Mar 22, 2018
An Ontario judge recently stayed a proposed class action suit brought by Uber drivers against the company in favour of arbitration in the Netherlands, a move that could have a significant impact on employment law in the province, according to an article by staff writer Alex Robinson in Legal Feeds, the blog of Canadian Lawyer and Law Times. In Heller v. Uber Technologies, the plaintiff sought $400 million in damages for the class in addition to a declaration that Uber was in contravention of the Employment Standards Act by not paying benefits to the class members.
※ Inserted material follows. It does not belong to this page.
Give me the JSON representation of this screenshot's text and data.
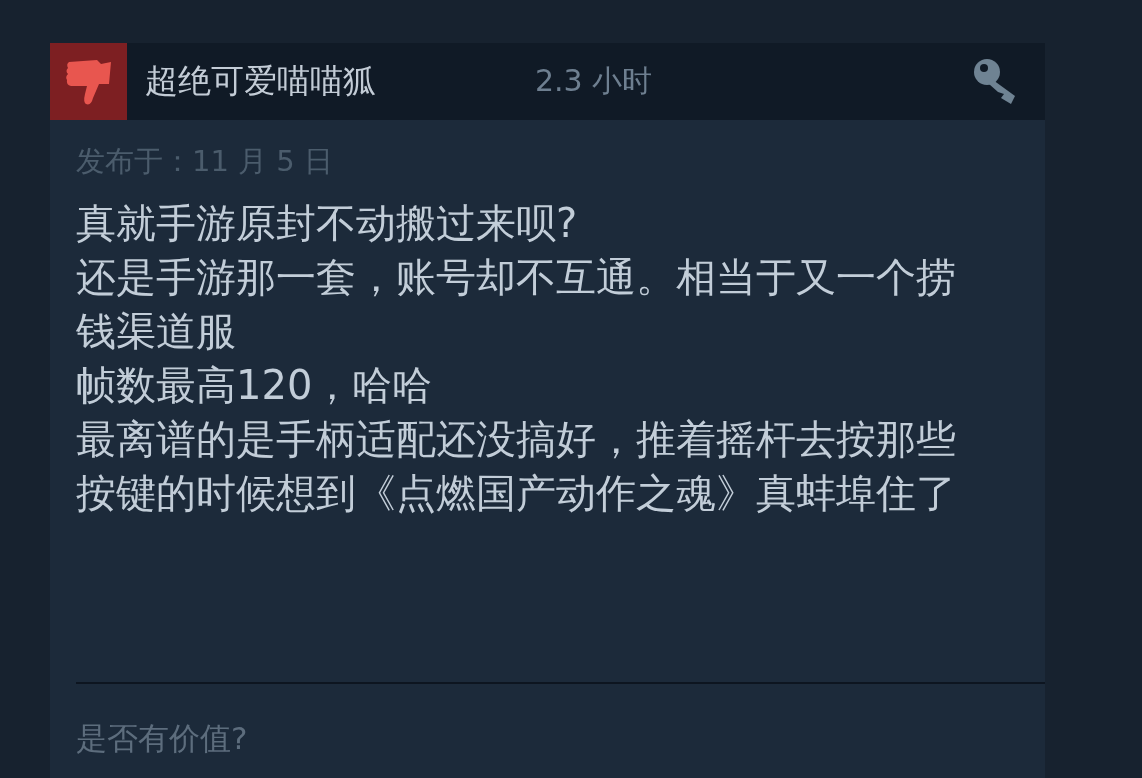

When he started working for Uber, Heller entered into a service agreement which included an arbitration clause that stipulated that disputes would be resolved by arbitration in the Netherlands – the principal location of Uber’s legal team. Ontario Superior Court Justice Paul Perell agreed with Uber’s argument that the proceeding should be stayed as the drivers are bound by the arbitration clause. The drivers are appealing this decision.
Robinson reached out to Lauren Tomasich, a partner in Osler’s Litigation Group and Co-Chair of the firm’s International Commercial Arbitration and ADR Group, for commentary on this outcome. Lauren was not involved in the case but says that the ruling is the latest in what has become a “tsunami” of decisions since 2000 favouring arbitration clauses.
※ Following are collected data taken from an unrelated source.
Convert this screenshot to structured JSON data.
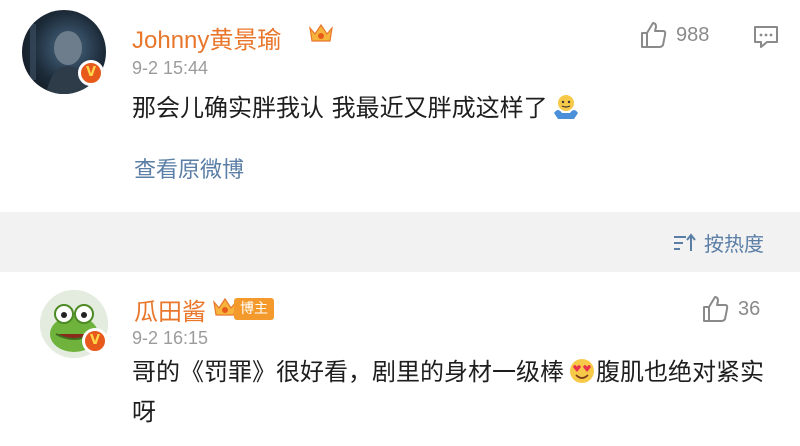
{
  "comments": [
    {
      "username": "Johnny黄景瑜",
      "timestamp": "9-2 15:44",
      "text": "那会儿确实胖我认 我最近又胖成这样了",
      "like_count": "988",
      "view_original": "查看原微博"
    },
    {
      "username": "瓜田酱",
      "host_badge": "博主",
      "timestamp": "9-2 16:15",
      "text": "哥的《罚罪》很好看，剧里的身材一级棒",
      "text_after_emoji": "腹肌也绝对紧实呀",
      "like_count": "36"
    }
  ],
  "sort": {
    "label": "按热度"
  },
  "badge_letter": "V",
  "colors": {
    "username": "#e8772c",
    "link": "#5a7ea6",
    "meta": "#9c9c9c",
    "badge": "#e85a1c",
    "band": "#f2f2f2"
  }
}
“It really follows along the trend that we’ve been seeing that arbitration clauses are to be enforced absent legislative intention to the contrary,” she continues.
While the Consumer Protection Act provides that disputes must be resolved in the courts and that arbitration clauses cannot preclude that option, there are no provisions to that effect in the Employment Standards Act or Class Proceedings Act, Lauren explains.